### FUENTES DE INFORMACION DE Libreria BeatifulSoup

1.- PAGINA WEB DE BeerAdvocates DE ESTILOS DE CERVEZAS Y FAMILIAS DONDE SE AGRUPAN:

'https://www.beeradvocate.com/beer/styles/'

2.- CADA PAGINA WEB DE BeerAdvocates DE DATOS DE UN ESTILO DE CERVEZA Y LISTA DE CERVEZAS INCLUIDAS, como, por ejemplo:

'https://www.beeradvocate.com/beer/styles/32/'


### OBJETIVO DE ESTE NOTEBOOK:

El objetivo es crear un DATASET DE ESTILOS DE CERVEZAS cuyos datos valdran para:

1.- Los analisis posteriores.

2.- Tener 1 FICHA DE DATOS DE CADA ESTILO DE CERVEZA que se podria mostrar en un futuro Recomendador Web.

3.- Tener datos de estilos de cervezas que podrian usarse en un futuro Recomendador Web para:

	3.a.- Crear perfiles de usuario automaticamente.
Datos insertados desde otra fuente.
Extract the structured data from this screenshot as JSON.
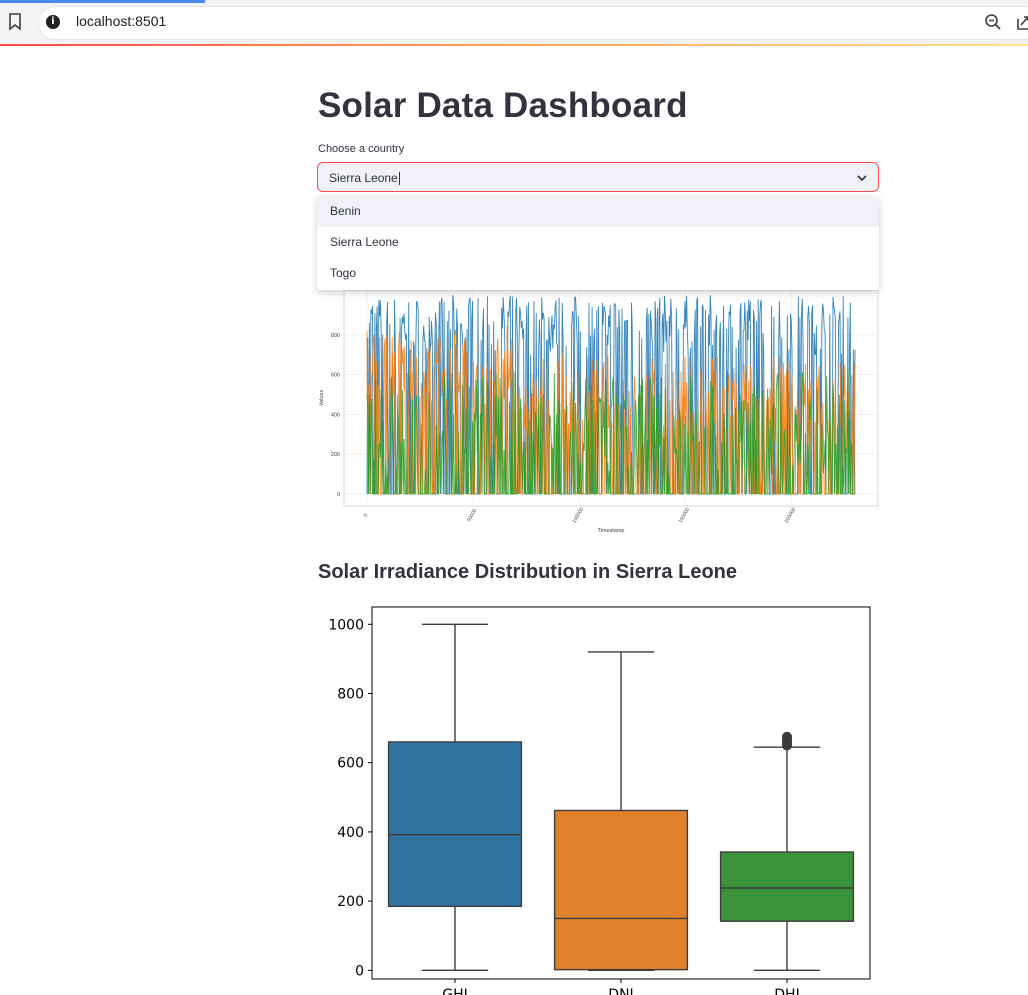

	3.b.- Filtrar u ordenar la lista de cervezas recomendadas.


In [1]:
import os
os.chdir('/home/dsc/Python_notebooks/TFM-ajao-Beer-Recommender/Data')

print(os.getcwd())

/home/dsc/Python_notebooks/TFM-ajao-Beer-Recommender/Data


In [2]:
import requests
import bs4
import re
import numpy as np
import pandas as pd

### FUNCIONES AUXILIARES

Funcion para sustituir los separadores de las palabras que componen un string por un unico espacio en blanco ' ' como separador

In [3]:
def separator_cleaning(separatorCharList, string):
    auxString = ''
    for elem in string.split(' '):
        if elem not in separatorCharList:
            auxString += elem + ' '
    return(auxString.rstrip().lstrip())

Funcion para obtener los RANGOS DE ABV y de IBU de la pagina web de datos de un ESTILO DE CERVEZA de BeerADVOCATES.

In [4]:
def getStyleBeerData(styleBeerUrl, strABVRangeHtmlMark, strIBURangeHtmlMark):
    htmlReq = requests.get(styleBeerUrl)
    soup = bs4.BeautifulSoup(htmlReq.text, "lxml")
    strABVRange = ''
    strIBURange = ''
    #print('getStyleBeerData():', styleBeerUrl)
    for s in soup.body.find_all('div'):
        if s.text:
            familyStrDataAux = str(s.div)
            familyDivsIndex0 = str(s.div).find(strABVRangeHtmlMark)  
            if familyDivsIndex0 != -1:
                #print(c, 'ABV FOUND -----------', familyDivsIndex0)
                strABVRange = familyStrDataAux[familyDivsIndex0:].split('</b>')[1].split('</span>')[0].lstrip()
                #print(strABVRange)
                #print('END -------------')        
            familyDivsIndex0 = str(s.div).find(strIBURangeHtmlMark)  
            if familyDivsIndex0 != -1:
                #print(c, 'IBU FOUND -----------', familyDivsIndex0)
                strIBURange = familyStrDataAux[familyDivsIndex0:].split('</b>')[1].split('</span>')[0].lstrip()
                #print(strIBURange)
                #print('END -------------')
            #c += 1
            if strABVRange != '' and strIBURange != '':
                #return { 'abv_range': strABVRange, 'ibu_range': strIBURange}
                soup = None
                return [strABVRange, strIBURange]
                break

#### TABLA GUIA DE RANGOS E INTENSIDAD DE GRADO ALCOHOLICO ABV

Segun http://dev.bjcp.org/beer-styles/introduction-to-beer-styles

Low Strength = intensidad-baja = 1: <4% ABV

Medium Strength = intensidad-estandar = 2: 4-6% ABV

High Strength = intensidad-alta = 3: 6-9% ABV

Strong Strength = intensidad-muy-alta = 4: >9% ABV


##### Funciones get_abv_strength(abv_val) y get_abv_range_numbers(str_abv_range)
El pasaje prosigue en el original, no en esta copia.